A guardarla bene, la questione dell’entrata dell’Ucraina nell’Alleanza appare più una questione di principio che un problema reale. L’adesione di un nuovo Paese membro non è decisa a Washington, ma deve essere l’oggetto del consenso di tutti i 39 membri dell’Alleanza, e della ratifica dei rispettivi Parlamenti (lo stesso vale, tra parentesi, per l’entrata nell’UE) e non penso che paesi come la Germania, la Francia, la Spagna e, ritengo, l’Italia, sarebbero veramente favorevoli. Infatti, sono in corso a Parigi incontri fra rappresentanti francesi, tedeschi, ucraini e russi nel tentativo di districare l’imbroglio attuale. Ma le questioni di principio diventano questioni di puntiglio, di prestigio anche personale, per i leader in gioco, e il rischio sempre presente, è che la situazione sfugga di mano, per l’incapacità di fare un passo di dietro, di “mostrarsi deboli”. Chi ha in mente i giorni convulsi che portarono all’Accordo di Monaco sui Sudeti (un ottimo film di Netflix li ha riproposti) può rendersene conto.

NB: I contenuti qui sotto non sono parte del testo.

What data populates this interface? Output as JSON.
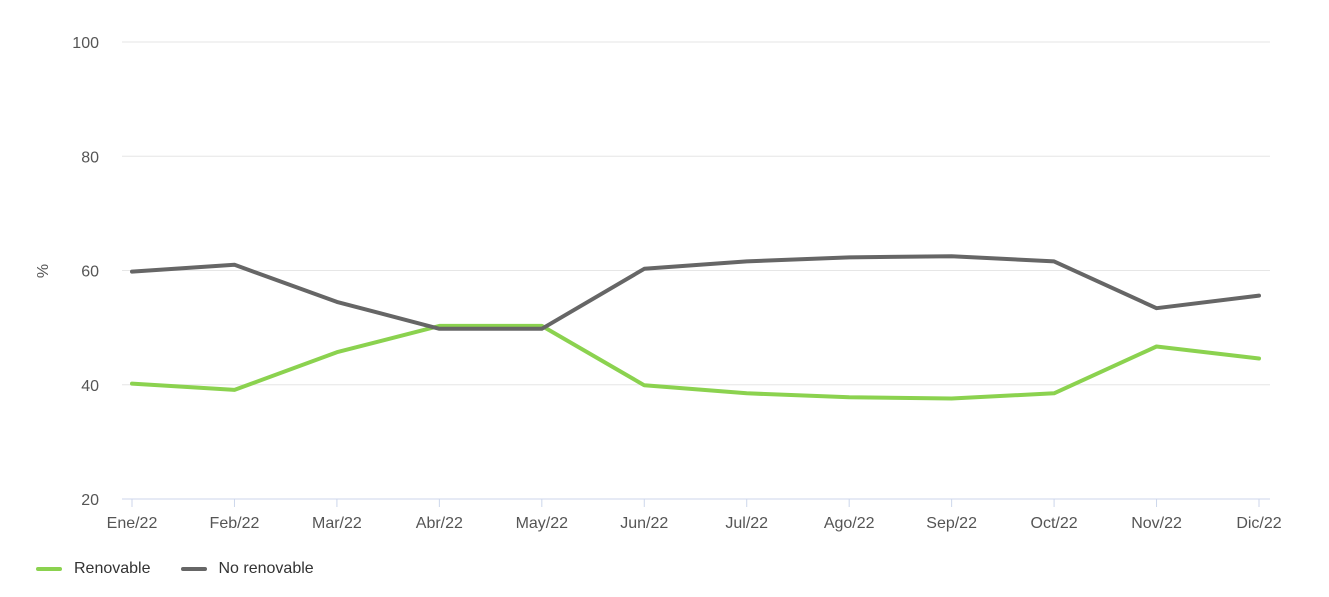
{
  "chart_data": {
    "type": "line",
    "categories": [
      "Ene/22",
      "Feb/22",
      "Mar/22",
      "Abr/22",
      "May/22",
      "Jun/22",
      "Jul/22",
      "Ago/22",
      "Sep/22",
      "Oct/22",
      "Nov/22",
      "Dic/22"
    ],
    "series": [
      {
        "name": "Renovable",
        "color": "#8bd24f",
        "values": [
          40.2,
          39.1,
          45.7,
          50.3,
          50.3,
          39.9,
          38.5,
          37.8,
          37.6,
          38.5,
          46.7,
          44.6
        ]
      },
      {
        "name": "No renovable",
        "color": "#666666",
        "values": [
          59.8,
          61.0,
          54.5,
          49.8,
          49.8,
          60.3,
          61.6,
          62.3,
          62.5,
          61.6,
          53.4,
          55.6
        ]
      }
    ],
    "title": "",
    "xlabel": "",
    "ylabel": "%",
    "ylim": [
      20,
      100
    ],
    "yticks": [
      20,
      40,
      60,
      80,
      100
    ],
    "grid": true,
    "legend_position": "bottom-left"
  },
  "legend": {
    "items": [
      {
        "label": "Renovable",
        "color": "#8bd24f"
      },
      {
        "label": "No renovable",
        "color": "#666666"
      }
    ]
  }
}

I protagonisti, del resto, questa volta non hanno grandi opzioni disponibili: può Putin perdere la faccia? Può Biden mostrarsi esitante e debole? E d’altra parte, possono, l’uno e l’altro, mettere in conto la possibilità di un vera guerra? E gli europei sono davvero disposti a “morire per Kiev”?

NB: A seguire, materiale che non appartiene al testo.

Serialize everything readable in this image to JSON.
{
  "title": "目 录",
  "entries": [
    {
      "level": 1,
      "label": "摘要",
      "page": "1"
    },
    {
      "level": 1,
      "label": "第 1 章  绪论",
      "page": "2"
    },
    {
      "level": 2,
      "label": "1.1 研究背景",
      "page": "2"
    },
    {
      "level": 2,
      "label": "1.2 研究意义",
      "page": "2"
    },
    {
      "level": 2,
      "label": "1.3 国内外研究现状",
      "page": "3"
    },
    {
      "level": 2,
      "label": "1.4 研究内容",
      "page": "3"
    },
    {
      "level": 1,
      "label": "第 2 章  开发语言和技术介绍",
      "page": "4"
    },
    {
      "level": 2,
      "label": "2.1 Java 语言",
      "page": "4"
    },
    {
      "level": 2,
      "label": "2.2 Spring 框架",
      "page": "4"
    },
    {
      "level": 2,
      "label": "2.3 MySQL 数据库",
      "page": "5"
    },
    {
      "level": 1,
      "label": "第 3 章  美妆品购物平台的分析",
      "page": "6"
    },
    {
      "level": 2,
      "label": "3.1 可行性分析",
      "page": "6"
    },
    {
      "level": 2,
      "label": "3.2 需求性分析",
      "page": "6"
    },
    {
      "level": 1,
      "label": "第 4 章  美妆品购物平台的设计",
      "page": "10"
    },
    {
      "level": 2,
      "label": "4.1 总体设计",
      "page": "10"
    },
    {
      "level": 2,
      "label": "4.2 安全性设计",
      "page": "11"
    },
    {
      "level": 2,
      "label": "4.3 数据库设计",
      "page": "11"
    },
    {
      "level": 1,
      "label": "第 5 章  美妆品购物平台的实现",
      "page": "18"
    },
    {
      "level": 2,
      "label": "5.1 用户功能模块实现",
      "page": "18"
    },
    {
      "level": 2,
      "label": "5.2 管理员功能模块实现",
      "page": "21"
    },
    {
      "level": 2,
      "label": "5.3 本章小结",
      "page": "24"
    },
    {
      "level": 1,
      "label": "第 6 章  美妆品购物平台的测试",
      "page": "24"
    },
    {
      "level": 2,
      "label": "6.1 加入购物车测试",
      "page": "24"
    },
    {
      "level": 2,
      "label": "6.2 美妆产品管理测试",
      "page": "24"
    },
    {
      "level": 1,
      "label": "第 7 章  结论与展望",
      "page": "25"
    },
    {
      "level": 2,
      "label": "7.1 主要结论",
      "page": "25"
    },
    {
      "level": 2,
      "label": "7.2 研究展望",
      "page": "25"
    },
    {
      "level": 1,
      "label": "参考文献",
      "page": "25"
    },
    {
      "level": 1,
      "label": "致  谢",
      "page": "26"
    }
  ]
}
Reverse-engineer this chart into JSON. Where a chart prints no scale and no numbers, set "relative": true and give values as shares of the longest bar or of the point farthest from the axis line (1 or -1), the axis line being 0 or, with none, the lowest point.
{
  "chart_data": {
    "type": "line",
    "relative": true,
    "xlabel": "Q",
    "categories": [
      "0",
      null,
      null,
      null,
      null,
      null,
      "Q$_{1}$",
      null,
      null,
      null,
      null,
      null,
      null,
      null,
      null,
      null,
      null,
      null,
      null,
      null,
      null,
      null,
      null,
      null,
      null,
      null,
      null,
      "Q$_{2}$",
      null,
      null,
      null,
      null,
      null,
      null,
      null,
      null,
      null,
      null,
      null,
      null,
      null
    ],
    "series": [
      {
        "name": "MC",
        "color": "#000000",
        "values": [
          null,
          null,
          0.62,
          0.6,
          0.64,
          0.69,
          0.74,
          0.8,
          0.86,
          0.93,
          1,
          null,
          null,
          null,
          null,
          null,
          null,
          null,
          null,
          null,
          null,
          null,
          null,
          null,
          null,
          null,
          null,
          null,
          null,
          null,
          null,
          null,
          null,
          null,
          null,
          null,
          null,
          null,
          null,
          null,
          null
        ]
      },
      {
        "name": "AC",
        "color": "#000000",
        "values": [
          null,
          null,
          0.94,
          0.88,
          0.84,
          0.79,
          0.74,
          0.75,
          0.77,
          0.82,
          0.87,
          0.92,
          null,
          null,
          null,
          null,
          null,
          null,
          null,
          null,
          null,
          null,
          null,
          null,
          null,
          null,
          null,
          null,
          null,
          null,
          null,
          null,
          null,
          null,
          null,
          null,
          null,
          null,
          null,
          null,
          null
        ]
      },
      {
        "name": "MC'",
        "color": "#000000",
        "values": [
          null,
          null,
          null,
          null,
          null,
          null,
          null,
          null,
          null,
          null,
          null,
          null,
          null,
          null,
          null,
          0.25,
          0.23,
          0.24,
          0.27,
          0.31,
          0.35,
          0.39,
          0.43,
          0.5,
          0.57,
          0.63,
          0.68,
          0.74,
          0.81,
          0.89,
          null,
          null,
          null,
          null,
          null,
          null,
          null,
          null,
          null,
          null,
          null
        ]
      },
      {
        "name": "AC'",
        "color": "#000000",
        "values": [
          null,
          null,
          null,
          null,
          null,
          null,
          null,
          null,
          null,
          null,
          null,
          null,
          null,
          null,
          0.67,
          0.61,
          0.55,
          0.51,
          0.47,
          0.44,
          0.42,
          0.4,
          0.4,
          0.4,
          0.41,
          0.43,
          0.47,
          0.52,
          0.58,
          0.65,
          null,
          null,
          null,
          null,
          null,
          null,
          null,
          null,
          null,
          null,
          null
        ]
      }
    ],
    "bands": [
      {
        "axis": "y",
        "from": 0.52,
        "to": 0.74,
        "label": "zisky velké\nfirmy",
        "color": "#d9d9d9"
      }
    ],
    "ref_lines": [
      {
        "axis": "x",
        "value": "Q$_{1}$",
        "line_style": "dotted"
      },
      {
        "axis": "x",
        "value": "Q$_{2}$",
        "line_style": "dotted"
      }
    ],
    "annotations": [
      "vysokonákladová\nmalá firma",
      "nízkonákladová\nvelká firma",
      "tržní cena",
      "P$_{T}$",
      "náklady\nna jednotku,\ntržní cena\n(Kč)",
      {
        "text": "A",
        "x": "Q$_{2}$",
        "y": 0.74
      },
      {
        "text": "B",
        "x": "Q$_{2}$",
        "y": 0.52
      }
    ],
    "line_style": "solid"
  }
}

Ciò aiuta a capire che, in questa dura, difficilissima partita, Putin ha in mano le carte più forti, quelle militari, innanzitutto, e quelle economiche: la Russia fornisce un terzo dei bisogni energetici europei, con il suo gas e il suo petrolio. La minaccia di un taglio alle forniture metterebbe l’Europa in una situazione assai difficile (e sta già aumentando a dismisura i prezzi dell’energia). Certo, anche la Russia soffrirebbe per la perdita di un’importante fonte d’ingresso. Ma basterà questa a farla riflettere?